Thursday, February 18, 2010
This is the best spot to put on a short sale I've seen in a long time.
When the S&P 500 broke the rising-wedge chart pattern to the downside back in mid-January (something we warned about here and here), the intermediate-term trend for stocks changed. The trend transitioned from what looked like a straight shot higher into a period of correction.
And during corrections, traders profit by shorting stocks.
But the decline from the rising wedge was so violent and so fast, there simply wasn't a good, low-risk entry point for a short trade – unless you anticipated the decline and went short ahead of time. Stocks quickly went from overbought to oversold. And anyone shorting into an oversold market runs the risk of getting caught in a violent bounce. Which is exactly what we've seen over the past few days.
Take a look...
The red lines on the chart indicate various support levels for the S&P 500. As each support level is violated, it becomes resistance for any bounce attempt. You can see how the market held support on the daily chart near 1,050 and has now bumped back into resistance around 1,100.
Here's how it looks on a shorter-term, 60-minute chart...
If the current correction has farther to go, which I think it does, then the S&P 500 should fall to one of the lower support lines – either around 1,020 or 1,000. The index is currently bumping up against resistance at 1,100. The resistance should be strong enough to hold back any further rally attempt.

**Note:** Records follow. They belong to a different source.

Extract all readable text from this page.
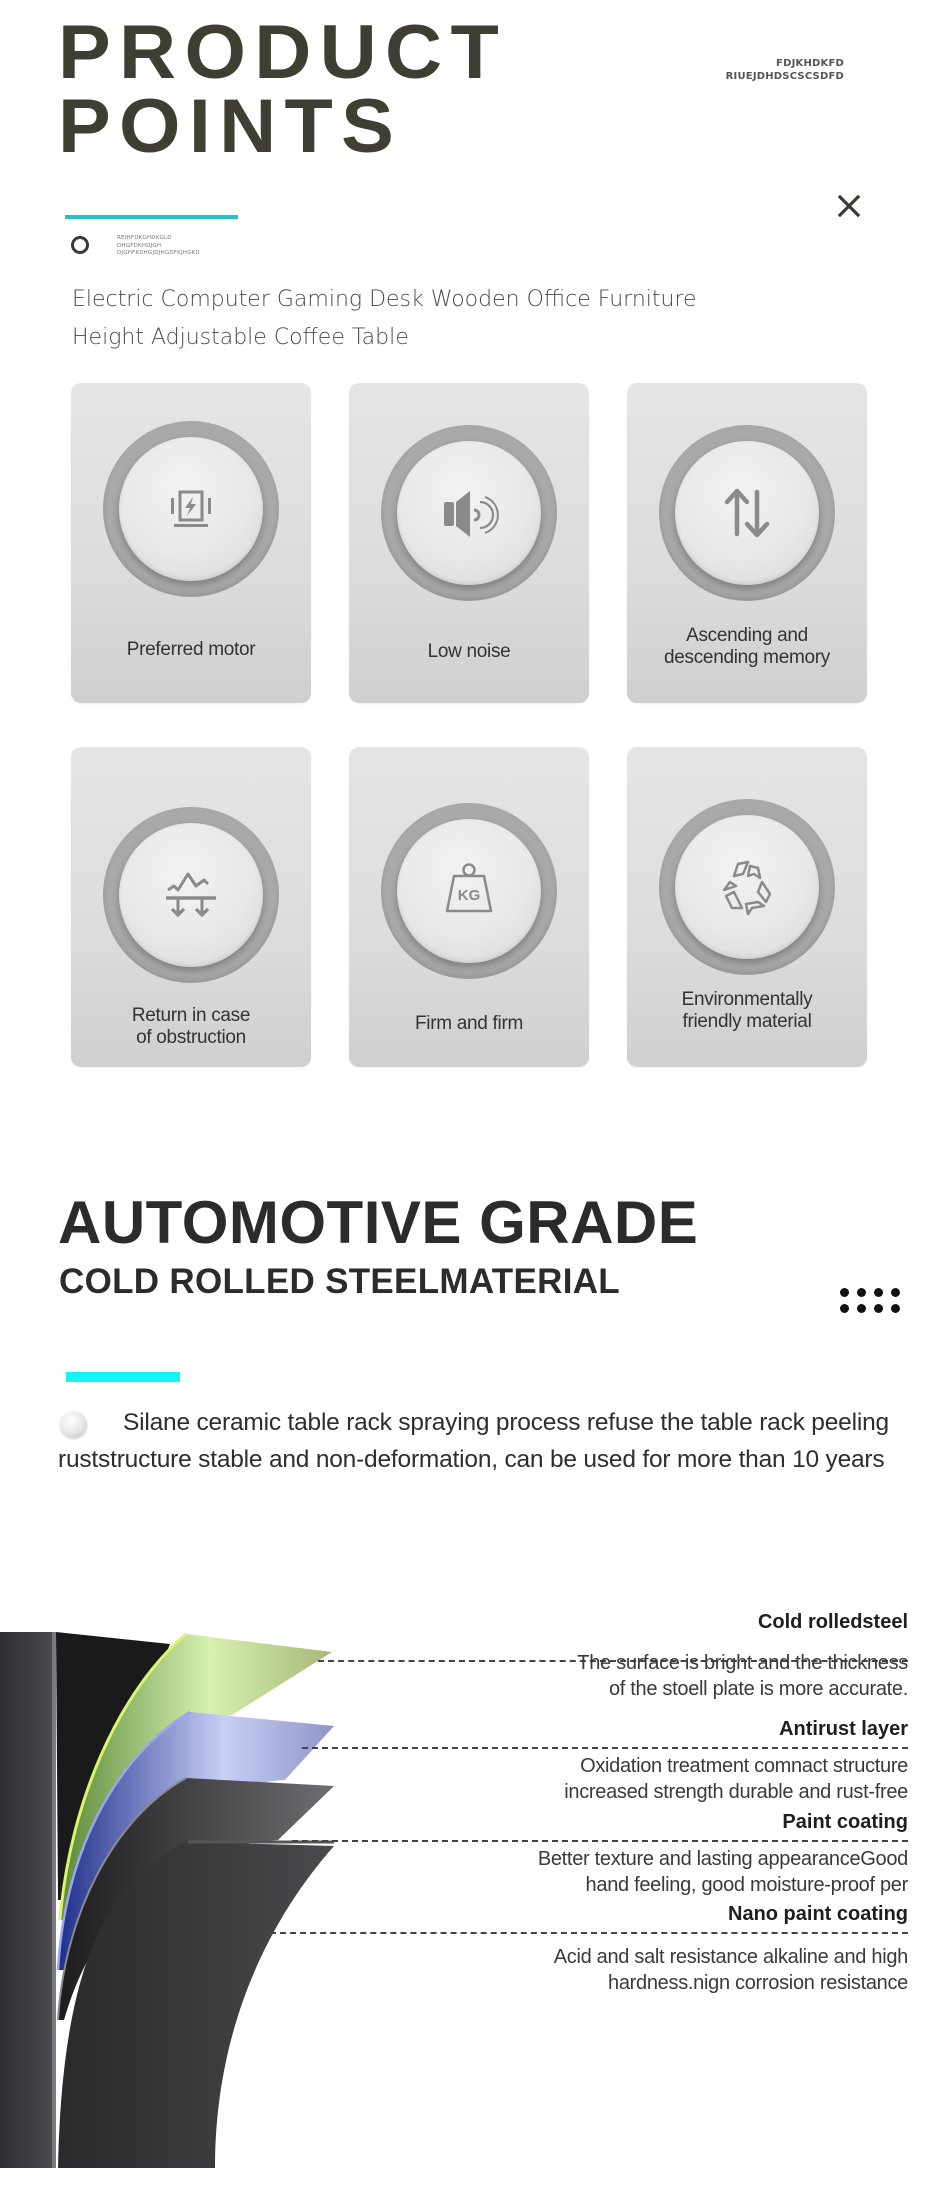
PRODUCT
POINTS
FDJKHDKFD
RIUEJDHDSCSCSDFD
REIHFDKGHDKGLD
DHGFDKHDJGH
DJGHFKDHGJDJHGDFKJHGKD
Electric Computer Gaming Desk Wooden Office Furniture
Height Adjustable Coffee Table
Preferred motor	Low noise
Ascending and
descending memory
Return in case
of obstruction
KG
Firm and firm
Environmentally
friendly material
AUTOMOTIVE GRADE
COLD ROLLED STEELMATERIAL
Silane ceramic table rack spraying process refuse the table rack peeling ruststructure stable and non-deformation, can be used for more than 10 years
Cold rolledsteel
The surface is bright and the thickness
of the stoell plate is more accurate.
Antirust layer
Oxidation treatment comnact structure
increased strength durable and rust-free
Paint coating
Better texture and lasting appearanceGood
hand feeling, good moisture-proof per
Nano paint coating
Acid and salt resistance alkaline and high
hardness.nign corrosion resistance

Aggressive traders can short stocks here with the idea of buying them back as the index approaches one of the lower support lines – 80 to 100 S&P points lower. On the other hand, if stocks continue higher, short sellers can cut their losses if the S&P 500 makes a decisive move above 1,100 – say 1,105 or so.
That limits the risk to just five S&P points while the reward could be as large as 100.
You won't often find a more favorable short-selling setup than that.